Equities extend gain amid lower yield, thin volume | CMC Markets Daily Commentary
Today is likely to be a quiet day for global markets, due to the US Independence day holiday. US equity indices moved higher overnight, led by defensive sectors namely real estates (+1.47%), consumer staples (+1.36%), health care (+0.91%) and utilities (+0.85%). Sectors that underperformed benchmark include materials (+0.51%), industrials (+0.53%), financials (+0.59%) and energy (+0.60%). The volume wasn’t inspiring due to shorter trading hours and lower participation ahead of the holiday.
US treasury yields continued their downward trajectory as a disappointing ADP private sector payroll report raised expectations for more rate cuts down the road. The private sector added 102k jobs last month, missing forecast of 140k and marking another soft month in the jobs market following last month’s reading of 27k.
If this Friday’s non-farm payroll come with a big slash, confirming the weakness in the jobs market, the Fed will have a sense of urgency to cut rates at a faster pace.
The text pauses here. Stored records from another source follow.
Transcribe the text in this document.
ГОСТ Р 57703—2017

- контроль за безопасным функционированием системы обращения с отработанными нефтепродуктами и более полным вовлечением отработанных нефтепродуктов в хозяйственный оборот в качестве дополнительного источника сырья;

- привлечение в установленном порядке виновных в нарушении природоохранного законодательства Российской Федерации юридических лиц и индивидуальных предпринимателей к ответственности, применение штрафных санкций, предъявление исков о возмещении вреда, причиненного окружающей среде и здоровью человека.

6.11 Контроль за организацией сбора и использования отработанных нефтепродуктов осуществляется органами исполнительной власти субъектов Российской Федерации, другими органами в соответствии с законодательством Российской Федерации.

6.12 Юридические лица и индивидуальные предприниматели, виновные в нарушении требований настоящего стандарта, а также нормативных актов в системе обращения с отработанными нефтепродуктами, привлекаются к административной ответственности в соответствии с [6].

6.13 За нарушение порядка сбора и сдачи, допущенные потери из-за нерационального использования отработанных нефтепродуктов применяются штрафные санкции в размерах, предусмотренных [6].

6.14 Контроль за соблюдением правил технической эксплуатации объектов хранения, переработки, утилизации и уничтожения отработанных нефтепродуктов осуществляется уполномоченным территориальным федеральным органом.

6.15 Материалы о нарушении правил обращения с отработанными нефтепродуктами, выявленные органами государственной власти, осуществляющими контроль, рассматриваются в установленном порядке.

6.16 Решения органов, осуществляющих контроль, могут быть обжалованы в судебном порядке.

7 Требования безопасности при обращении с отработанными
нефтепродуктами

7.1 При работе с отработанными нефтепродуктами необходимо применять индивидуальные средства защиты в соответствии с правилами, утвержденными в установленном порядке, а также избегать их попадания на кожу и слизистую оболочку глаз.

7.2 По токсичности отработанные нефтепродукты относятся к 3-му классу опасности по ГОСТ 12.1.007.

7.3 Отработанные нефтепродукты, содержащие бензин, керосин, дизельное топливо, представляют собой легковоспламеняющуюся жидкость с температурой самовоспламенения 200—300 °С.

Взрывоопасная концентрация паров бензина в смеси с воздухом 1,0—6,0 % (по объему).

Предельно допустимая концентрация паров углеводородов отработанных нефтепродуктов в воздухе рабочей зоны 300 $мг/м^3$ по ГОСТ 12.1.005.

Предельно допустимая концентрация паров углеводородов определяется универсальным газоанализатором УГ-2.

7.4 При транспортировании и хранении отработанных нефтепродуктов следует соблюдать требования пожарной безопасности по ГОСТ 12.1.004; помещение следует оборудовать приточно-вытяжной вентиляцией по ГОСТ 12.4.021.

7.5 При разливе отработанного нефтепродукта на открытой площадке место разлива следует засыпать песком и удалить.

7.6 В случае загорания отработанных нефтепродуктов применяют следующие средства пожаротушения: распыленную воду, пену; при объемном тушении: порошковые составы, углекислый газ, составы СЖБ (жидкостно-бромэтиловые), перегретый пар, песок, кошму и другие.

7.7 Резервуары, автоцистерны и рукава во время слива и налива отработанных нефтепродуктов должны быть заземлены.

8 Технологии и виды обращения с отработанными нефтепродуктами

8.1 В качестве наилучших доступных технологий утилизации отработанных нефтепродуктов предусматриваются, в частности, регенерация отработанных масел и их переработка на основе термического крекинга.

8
The 10-year yield has dived to 1.95%, a level not seen since Oct 2016. Lower treasury yields generally push capital into equity assets seeking for higher return, and it also lowers the borrowing cost as many credit bonds use treasury yield as a risk-free benchmark.
However, the fundamental problem of an economic downturn as suggested by weaker macro data hasn’t been properly addressed or adequately reflected into equity prices yet. The US treasury yield curve is getting more inverted and its 3-month to 4-year yield spread hits negative 0.497%.
The US dollar index has changed little last night. Low volatility in the currency and commodity markets might dominate trading until Friday’s non-farm payroll release.
In Singapore, the STI opened mildly higher on Thursday, but is still trying to pierce through the ‘high pressure’ zone of 3,330-3,390 points where the ‘gap down’ in early May lies. The rest of Asia could see a relief rebound as well but weak economic outlook and ongoing geopolitical noises will likely curb excessive risk taking in the short term.